Both of our 3rd generation compounds, NYC438 and NYC488, had very good PK characteristics with a slightly longer half-life for NYC438 versus NYC488 (~1.1 h and ~0.6 h). The inhibitors, moreover, showed no overall toxicity, despite the general idea that epoxides are liable because of non-specific interaction with thiol groups in off-targets [71]. This is important as our toxicological tests were performed at the MTD, which is at least ten-times higher than specific therapeutic doses [48]. This signifies an intrinsic safety of our lead 3rd generation compounds [73]. Epoxide inhibitors might display a number of advantages over other types of cysteine protease inhibitors. In fact, epoxides are less reactive than other classes of inhibitors, such as halomethylketones or aldehydes, showing to be more directed to a single target (whether calpains or cathepsins) and therefore they could cause lower toxicity in vivo [72]. Since epoxide inhibitors are irreversible, therapeutic doses can be administered less frequently than those of reversible inhibitors, which are effective only when not yet cleared from blood circulation.

While our new drugs display an optimal efficacy toward translational AD models involving the activity of Aβ both in terms of behavioral and plasticity outcomes, they do not modify the levels of Aβ₄₀ and Aβ₄₂ in the AβPP/PS1 mouse model.
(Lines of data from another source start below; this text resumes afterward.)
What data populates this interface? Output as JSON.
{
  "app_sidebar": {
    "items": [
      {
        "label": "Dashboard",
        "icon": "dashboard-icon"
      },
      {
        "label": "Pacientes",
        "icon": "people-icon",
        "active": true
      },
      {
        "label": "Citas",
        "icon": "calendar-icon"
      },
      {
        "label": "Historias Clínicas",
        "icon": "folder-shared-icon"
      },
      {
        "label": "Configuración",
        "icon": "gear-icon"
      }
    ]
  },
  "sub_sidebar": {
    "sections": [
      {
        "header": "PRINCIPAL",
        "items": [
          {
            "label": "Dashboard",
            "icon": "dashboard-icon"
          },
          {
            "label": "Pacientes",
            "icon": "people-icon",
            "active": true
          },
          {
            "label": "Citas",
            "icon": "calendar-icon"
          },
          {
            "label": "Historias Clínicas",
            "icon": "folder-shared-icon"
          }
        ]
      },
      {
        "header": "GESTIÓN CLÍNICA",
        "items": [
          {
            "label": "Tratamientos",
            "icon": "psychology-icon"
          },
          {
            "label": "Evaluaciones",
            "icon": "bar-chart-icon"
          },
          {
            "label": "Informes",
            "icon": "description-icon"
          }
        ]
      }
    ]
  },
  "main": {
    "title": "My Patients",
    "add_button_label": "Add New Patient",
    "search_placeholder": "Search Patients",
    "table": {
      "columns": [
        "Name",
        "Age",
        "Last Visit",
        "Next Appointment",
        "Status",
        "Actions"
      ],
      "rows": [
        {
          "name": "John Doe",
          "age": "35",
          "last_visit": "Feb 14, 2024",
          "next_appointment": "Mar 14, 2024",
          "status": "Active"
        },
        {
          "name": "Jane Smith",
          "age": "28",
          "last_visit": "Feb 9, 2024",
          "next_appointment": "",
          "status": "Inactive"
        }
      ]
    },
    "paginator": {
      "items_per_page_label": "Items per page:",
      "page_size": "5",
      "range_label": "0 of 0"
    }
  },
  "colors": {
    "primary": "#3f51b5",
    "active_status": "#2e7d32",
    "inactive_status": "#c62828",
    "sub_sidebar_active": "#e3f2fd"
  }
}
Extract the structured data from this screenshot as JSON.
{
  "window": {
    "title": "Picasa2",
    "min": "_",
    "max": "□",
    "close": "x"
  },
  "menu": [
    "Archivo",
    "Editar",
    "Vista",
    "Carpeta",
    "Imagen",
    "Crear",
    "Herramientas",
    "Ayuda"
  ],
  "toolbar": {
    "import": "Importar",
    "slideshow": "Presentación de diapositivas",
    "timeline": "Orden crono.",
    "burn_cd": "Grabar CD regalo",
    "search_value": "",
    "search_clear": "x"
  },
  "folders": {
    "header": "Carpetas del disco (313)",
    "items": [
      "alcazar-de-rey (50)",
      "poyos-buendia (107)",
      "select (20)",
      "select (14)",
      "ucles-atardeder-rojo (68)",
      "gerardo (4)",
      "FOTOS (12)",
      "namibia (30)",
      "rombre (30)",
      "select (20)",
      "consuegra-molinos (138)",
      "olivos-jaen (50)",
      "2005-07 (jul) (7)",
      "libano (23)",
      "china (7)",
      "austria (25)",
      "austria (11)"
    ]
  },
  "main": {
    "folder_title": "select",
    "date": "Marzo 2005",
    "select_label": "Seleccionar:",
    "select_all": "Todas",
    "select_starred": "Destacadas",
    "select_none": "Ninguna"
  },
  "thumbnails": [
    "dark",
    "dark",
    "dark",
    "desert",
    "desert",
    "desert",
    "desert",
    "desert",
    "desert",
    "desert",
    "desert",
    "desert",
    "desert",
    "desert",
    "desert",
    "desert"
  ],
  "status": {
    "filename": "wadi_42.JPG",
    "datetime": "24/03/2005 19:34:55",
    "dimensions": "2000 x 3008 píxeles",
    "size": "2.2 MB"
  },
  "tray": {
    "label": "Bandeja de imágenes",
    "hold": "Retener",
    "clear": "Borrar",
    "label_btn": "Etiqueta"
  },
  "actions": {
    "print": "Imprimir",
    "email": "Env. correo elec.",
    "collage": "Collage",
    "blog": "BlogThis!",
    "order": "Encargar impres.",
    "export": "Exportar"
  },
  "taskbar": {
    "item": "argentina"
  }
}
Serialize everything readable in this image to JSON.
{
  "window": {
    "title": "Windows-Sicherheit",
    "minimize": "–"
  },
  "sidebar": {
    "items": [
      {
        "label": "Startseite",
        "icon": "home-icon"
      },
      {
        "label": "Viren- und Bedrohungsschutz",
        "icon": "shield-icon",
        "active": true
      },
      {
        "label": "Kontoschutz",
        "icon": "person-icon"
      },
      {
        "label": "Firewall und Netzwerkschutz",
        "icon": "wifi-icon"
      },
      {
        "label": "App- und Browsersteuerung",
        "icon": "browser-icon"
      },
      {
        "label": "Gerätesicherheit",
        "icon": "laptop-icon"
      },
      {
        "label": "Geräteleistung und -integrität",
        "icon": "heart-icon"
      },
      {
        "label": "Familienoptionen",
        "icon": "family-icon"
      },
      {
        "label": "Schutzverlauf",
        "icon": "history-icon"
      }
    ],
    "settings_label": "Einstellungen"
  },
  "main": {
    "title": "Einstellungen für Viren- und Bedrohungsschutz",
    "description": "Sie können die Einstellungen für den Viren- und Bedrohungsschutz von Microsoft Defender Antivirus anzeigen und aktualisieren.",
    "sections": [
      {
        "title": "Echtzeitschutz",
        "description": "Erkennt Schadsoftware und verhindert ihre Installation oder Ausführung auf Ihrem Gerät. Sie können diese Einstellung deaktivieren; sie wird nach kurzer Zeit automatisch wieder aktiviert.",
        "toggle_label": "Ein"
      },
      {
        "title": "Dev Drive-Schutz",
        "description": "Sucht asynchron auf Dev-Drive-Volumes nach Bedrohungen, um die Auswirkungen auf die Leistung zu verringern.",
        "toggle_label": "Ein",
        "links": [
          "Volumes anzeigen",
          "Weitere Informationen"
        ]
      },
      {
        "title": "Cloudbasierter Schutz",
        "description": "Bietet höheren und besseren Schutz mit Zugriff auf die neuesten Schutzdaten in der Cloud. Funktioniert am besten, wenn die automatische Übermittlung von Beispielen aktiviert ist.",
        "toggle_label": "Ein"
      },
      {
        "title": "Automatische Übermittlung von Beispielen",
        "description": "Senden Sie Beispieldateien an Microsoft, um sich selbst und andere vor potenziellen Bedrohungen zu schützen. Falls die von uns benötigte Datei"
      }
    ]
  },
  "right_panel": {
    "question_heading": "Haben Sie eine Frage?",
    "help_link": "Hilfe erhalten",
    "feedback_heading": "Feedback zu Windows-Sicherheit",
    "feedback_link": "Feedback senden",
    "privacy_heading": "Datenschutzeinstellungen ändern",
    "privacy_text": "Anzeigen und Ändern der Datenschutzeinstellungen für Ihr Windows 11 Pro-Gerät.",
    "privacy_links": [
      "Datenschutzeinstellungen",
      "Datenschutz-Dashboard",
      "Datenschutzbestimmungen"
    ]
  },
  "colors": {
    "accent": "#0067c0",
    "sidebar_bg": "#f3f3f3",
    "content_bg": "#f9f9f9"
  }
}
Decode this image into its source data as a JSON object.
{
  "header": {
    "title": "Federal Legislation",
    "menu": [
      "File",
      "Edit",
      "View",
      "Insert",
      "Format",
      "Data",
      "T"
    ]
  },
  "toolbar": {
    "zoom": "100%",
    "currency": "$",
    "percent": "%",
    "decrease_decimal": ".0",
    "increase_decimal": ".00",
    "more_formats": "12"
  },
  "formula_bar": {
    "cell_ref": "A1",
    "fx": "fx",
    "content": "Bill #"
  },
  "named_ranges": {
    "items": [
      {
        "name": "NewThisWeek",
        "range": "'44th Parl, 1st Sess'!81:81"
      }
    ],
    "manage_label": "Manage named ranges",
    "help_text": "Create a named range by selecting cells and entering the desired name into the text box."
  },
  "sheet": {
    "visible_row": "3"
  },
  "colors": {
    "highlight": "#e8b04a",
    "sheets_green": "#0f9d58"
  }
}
This signifies a potent action due to blocking AD-associated calpain overactivation, which is either downstream or independent of Aβ, and suggests a convergence of AD pathophysiology on calpains [19]. This feature potentially broadens the therapeutic value of our compounds from AD to other neurodegenerative diseases displaying calpain overactivation [63–65]. This is particularly important in light of the fact that clinical trials attempting to cure AD through a strategy aimed mostly at the reduction of Aβ levels, have failed, a negative outcome that has prompted FDA to put a warning on the use of this strategy [74].

As recently remarked by the Alzheimer’s Association [25], the slow, insidious nature of AD progression, the staggering impoverishment of the life quality for AD patients, and the destructive public health outcomes such as family disintegration/impoverishments, and cost of caregiving supports the quest for new symptom- and disease-modifying treatments. The availability of a new series of effective, non-toxic therapeutics, exerting their activity on the molecular mechanisms of the disease, is a positive step toward a better cure for AD and any other disease associated with calpain overactivation.